All of Kathy Poole’s efforts are geared to returning landscape architecture
to its legacy as not only a garden art but also an urban art, as a critical
infrastructure for modern life. Her research of what she calls Civic Hydrology
demonstrates the significance of historical water-related infrastructure
for contemporary practice and explores its future potentials. Using national
and international precedents, she emphasizes the application of ecological
principals in design and explores how reframing our conceptions of ecology
are necessary if the project of biophysically healthy landscapes is to
be successful. Her Civic Hydrology research has been supported by numerous
grants and fellowships including the Graham Foundation for Advanced Studies
in the Fine Arts, the Landscape Architecture Foundation, the W. Alton Jones
Foundation, and the Sacharuna Foundation. Her web-based project Evolutionary
Infrastructure: Boston’s Back Bay Fens, undertaken as a Fellow of
the University of Virginia’s Institute for Advanced Technology in
the Humanities, is award winning and nationally recognized. Her scholarly
research and design work have been published nationally (and soon internationally)
and have been the recipients of prestigious awards from the American Society
of Landscape Architects and Landscape Forum. Her ecologically concerned
scholarship, designs, and writings on its teaching have made her a recognized
scholar on the subject. Her most recent project, completing a book, The
Life of Water, explores ecological themes through a series of mappings
and essays that suggest how we might more rigorously discover the latent
potentials of sites’ expressions.
Kathy Poole began her design career as a piano performance major,
as she believes that what she practices is music in three dimensions.
She developed
her joy for making at Clemson University while fulfilling an architecture
degree. She completed her Master of Landscape Architecture degree
at
Harvard University’s Graduate School of Design, garnering the department’s
top honor, the Charles Eliot Award, along with one of the University’s
top fellowships, the Sinclair Kennedy Traveling Fellowship. Her experience
in the academy includes eight and a half years teaching, mostly at
the graduate level. She was the recipient of two teaching fellowships
and
was part of a group of colleagues pursuing the better integration
of ecology
in design, which resulted in a book, Ecology and Design: Frameworks
for Learning (Kristina Hill and Bart Johnson, eds).

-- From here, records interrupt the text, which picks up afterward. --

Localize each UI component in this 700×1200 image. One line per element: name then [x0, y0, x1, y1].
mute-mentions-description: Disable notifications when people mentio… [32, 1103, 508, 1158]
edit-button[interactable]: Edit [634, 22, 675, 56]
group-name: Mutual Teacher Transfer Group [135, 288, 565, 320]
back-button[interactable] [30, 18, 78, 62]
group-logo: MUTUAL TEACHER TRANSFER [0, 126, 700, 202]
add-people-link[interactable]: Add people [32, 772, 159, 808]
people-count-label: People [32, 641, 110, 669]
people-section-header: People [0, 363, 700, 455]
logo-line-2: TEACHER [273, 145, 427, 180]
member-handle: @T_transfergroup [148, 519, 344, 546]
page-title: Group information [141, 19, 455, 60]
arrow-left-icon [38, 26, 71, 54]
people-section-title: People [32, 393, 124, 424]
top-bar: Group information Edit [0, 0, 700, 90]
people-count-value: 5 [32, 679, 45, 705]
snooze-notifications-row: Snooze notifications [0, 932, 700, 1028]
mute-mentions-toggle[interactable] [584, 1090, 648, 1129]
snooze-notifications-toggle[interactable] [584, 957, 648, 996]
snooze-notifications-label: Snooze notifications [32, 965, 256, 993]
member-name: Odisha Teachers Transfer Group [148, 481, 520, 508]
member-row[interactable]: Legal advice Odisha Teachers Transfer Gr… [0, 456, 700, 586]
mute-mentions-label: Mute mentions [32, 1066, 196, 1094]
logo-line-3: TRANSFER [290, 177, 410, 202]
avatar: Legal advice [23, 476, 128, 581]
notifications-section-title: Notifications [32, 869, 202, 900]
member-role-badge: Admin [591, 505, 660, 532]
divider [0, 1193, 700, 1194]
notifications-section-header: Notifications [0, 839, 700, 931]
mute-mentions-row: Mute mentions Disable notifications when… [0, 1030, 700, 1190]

Her professional practice experience has been developed through work
with strong firms and includes projects throughout the United States
as well
as a selection of overseas countries, most notably England and Egypt.
Her range of projects includes new towns, urban and suburban parks,
farms,
large residential gardens, brownfield sites, urban redevelopment, health
care complexes, transportation routes, and water utilities.
Currently, Kathy Poole is principal of her own firm, POOLE DESIGN,
pursuing a unique model where professional practice, scholarly research,
and guest
teaching are blended into a synthetic pursuit of built landscapes
as healthy and culturally significant places that strengthen and
clarify
citizens’ relationships
to the land they occupy. She is a popular speaker, invited to lecture
at universities and conferences nationally and abroad.